Burundi: Early Summer 2009
The hardest thing this week: a 60-something woman with a dirty button-down green shirt. She opens her shirt like she has fake Rolex watches to sell. Underneath the shirt a festering mass. An open crater of pus, and blood as if someone detonated a small explosive in her right chest wall. A putrid wound-mass masquerading as breast. She has had breast cancer for 6 years. She has watched it grow and wants something other than antibiotics to treat her cancer.
There is no chemotherapy here, no biopsy to diagnose the cancer that has no chemotherapy. There are no oncologists here to give the chemo that does not exist. I guess I knew that before I came.
There are huge work-force issues here.
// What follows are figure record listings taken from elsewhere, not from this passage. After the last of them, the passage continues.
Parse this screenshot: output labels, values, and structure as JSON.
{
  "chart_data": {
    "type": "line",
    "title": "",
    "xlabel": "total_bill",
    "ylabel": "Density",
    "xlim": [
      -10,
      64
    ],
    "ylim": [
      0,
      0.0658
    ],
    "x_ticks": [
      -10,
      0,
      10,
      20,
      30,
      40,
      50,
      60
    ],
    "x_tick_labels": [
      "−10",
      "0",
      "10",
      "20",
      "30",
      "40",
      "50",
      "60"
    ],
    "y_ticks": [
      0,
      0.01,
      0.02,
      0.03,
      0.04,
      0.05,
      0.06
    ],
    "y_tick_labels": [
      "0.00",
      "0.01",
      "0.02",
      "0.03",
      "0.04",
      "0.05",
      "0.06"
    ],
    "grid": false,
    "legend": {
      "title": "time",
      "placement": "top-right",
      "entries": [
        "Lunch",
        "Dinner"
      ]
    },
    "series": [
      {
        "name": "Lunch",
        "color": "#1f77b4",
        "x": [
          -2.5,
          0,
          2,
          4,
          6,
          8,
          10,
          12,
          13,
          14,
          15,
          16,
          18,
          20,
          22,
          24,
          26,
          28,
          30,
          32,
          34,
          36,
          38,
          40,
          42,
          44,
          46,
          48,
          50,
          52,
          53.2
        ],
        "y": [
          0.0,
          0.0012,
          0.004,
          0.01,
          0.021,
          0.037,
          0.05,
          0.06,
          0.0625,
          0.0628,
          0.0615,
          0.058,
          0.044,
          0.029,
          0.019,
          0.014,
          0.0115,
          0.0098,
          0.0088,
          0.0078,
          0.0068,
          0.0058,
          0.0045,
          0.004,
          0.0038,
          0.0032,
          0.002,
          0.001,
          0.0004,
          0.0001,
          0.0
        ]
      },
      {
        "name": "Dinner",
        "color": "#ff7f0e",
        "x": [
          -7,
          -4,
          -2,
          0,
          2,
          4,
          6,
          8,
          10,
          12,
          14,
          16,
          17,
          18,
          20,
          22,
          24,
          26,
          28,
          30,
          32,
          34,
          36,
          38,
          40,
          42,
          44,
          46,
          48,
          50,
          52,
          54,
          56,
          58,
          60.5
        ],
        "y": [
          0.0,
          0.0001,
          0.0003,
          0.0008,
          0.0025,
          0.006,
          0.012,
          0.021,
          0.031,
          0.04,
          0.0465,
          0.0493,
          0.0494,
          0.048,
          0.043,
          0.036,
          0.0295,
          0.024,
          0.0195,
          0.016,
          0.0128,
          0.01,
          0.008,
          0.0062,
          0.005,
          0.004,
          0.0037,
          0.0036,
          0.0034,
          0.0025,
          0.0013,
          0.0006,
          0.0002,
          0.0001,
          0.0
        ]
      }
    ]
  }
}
Only 75 or so doctors for 8 million Burundians. Doctors leave. Nurses leave. To Rwanda to South Africa, to Belgium, to France. Anywhere but here. Many of our nurses haven’t finished secondary school. The ones who have are in Rwanda. The doctors in the public hospitals are on strike because they make 100 dollars a month. Without the tools or the support to truly explore the possibilities of their craft they open up private clinics.
Our Burundian doctor is amazing – 32 years old and the top of his class. He tells stories of fleeing 4th grade, running through the forest as rebels gunned down his classmates. His father was killed during the civil war. He memorized as much medicine as he could during class since there were not enough books to go around. He knows a helluva lot. We are not sure how long he will stay. I can tell he is getting restless. He is tired of working so hard and being so smart but still poor.
At 8pm on a Wednesday, the oldest woman in the 12-patient ward sings in a hush — a prayer in Kirundi. I stand behind the door waiting to go in. It is the most beautiful sound I have heard for a long time, a longing mixed with despair rising into beauty.
Post-script
In July 2009 I pushed up my flight out of Burundi to make a close friend’s wedding in New York. A few weeks later, on a blue-sky Monday morning, as our health team drove the slow, bumpy dirt road up the steep hill from the capital to our rural hospital, several people ambushed the car. I had traveled that round many times, week in, week out. This time, rebels or thieves or just drunk men murdered the driver, Claude Niyokindi, his blood spattering the Burundian doctor who worked alongside me for all those months. The doctor, a national treasure, fled to Lesotho, where he now practices, afraid to return home.
I know that I am running a sprint, while local health professionals are running a marathon. Since my time in Burundi and Rwanda, I continue to do health justice work in the Navajo Nation, Liberia, Mexico, Haiti and India. I wanted to build a program that trains and transforms health professionals to better serve deeply marginalized populations. In 2015 I started Health Equity Action and Leadership (HEAL), a two-year capacity-building program that aims to build a community of like-minded health professionals. We now have 102 HEAL fellows, half of whom are Native American or from low-income countries. Our fellows work in 17 sites around the world, in 9 different countries, seeing nearly a million patients in some of the poorest places on the planet. This is why I came into medicine, to make common cause with my patients and to treat the black, the brown, the poor, the nameless and ultimately, myself.